This commentary from the Guardian's Kim Fletcher about whether many British papers self-censored by not publishing the highly controversial cartoons about the Muslim prophet Muhammad.

Some excerpts:

How do we resolve the row over newspaper publication of cartoons of the Prophet? Perhaps we should start with an apology. Many journalists on British newspapers dismiss their continental counterparts - possibly owing to our chronic inability to read foreign languages - as humourless and boring and ostentatiously politically correct. Their bravery in publishing those cartoons warms our hearts and makes us think again.

From our earliest days as cub reporters it is drilled into us that, outside of the law, nothing stops a paper printing what it likes. The quickest way to get a story from the magistrates courts into a local newspaper is to ask the reporter to keep it out.

So why didn't British newspapers pile in to show solidarity with Danes, French, Italians, Germans, Spanish, Dutch, Swiss and - bravest of the brave - Jordanians over this important issue of press freedom? The best Britain came up with was a web link in the Guardian directing curious readers to the cartoons. Shouldn't we at least have followed the lead of BBC and ITV news, which screened shots of the contentious foreign coverage in order to explain the row?

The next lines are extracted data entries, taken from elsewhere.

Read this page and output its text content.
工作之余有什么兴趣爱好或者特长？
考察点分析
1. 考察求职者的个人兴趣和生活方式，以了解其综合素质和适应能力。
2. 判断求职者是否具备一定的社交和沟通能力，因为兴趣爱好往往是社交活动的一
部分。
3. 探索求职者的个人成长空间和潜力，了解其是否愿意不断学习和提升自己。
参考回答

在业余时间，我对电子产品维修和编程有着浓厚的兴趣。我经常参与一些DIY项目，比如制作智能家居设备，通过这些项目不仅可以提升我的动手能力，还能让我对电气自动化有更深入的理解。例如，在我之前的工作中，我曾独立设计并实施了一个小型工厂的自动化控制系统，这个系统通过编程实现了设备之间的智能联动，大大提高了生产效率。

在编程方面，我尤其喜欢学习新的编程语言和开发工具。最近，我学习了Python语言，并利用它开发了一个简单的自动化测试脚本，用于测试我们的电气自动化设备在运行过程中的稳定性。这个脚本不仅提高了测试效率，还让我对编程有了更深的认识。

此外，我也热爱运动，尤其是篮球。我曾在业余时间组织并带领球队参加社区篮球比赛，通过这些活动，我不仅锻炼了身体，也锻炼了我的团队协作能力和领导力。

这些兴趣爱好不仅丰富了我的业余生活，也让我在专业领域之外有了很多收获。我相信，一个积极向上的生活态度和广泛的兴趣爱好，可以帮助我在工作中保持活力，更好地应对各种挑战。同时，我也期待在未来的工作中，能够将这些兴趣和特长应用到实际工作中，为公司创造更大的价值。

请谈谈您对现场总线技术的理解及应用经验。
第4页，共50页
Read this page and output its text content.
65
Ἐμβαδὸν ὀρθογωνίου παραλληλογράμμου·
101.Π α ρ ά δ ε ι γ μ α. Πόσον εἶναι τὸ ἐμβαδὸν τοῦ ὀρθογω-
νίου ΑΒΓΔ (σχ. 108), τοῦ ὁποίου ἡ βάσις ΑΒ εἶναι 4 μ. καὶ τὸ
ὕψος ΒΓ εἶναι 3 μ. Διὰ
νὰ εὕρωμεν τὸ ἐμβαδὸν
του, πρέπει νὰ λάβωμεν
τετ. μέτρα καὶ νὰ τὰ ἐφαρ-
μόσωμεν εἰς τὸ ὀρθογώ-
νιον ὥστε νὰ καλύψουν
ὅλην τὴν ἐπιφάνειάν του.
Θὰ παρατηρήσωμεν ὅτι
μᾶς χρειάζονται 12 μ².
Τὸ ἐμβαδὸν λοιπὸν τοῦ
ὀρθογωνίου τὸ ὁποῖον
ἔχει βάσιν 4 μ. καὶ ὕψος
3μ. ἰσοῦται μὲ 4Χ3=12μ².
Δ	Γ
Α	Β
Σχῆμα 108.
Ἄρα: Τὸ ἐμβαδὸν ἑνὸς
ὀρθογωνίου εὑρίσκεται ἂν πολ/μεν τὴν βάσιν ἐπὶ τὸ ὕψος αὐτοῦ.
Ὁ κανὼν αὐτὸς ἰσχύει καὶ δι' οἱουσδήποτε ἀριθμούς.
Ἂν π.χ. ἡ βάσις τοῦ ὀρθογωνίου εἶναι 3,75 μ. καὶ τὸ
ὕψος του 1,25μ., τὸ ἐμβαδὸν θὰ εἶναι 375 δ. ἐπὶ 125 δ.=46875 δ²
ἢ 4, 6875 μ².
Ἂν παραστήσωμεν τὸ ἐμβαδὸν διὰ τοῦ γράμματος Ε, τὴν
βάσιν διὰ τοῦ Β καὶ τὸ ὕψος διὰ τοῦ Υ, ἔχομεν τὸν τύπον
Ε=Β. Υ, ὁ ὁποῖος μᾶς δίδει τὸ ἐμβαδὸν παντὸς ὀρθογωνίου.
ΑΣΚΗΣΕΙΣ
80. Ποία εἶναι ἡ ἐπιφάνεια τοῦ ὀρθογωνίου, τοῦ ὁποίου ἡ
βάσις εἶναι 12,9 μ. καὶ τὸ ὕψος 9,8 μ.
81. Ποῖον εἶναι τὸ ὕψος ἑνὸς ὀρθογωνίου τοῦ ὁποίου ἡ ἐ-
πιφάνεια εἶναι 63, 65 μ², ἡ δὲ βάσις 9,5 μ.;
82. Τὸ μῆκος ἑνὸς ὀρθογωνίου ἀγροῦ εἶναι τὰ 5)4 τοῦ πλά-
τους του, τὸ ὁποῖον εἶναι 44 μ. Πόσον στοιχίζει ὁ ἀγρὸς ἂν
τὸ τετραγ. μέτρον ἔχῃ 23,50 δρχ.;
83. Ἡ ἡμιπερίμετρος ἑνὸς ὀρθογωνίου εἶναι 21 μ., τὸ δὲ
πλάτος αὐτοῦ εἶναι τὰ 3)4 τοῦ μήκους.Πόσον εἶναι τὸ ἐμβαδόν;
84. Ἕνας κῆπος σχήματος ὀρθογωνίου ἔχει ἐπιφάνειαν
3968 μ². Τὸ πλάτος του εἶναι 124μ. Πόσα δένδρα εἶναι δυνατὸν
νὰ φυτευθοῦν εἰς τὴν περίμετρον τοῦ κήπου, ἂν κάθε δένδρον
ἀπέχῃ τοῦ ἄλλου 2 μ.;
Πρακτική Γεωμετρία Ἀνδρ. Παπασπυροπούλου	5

The attractive explanation for our failure to do so is that papers do not print things that their readers may find offensive. Andreas Whittam Smith, the co-founder and former editor of the Independent, told BBC viewers on Friday that this was an issue not of press freedom but of taste and responsibility.

The less attractive explanation is pure pragmatism. Do you want a protest greeting you next morning? Is it worth having production disrupted for the next few months? How will Muslim newsagents react to what you print? Freedom of the press is all very well, but newspapers are commercial operations. ...

I suspect the truth is that many British journalists feel uncomfortable with the accommodations we are already making, not because they think it is the role of a free press to cause gratuitous offence, but because we have accepted that a large group is to be treated with greater circumspection for fear of what it will do if we don't.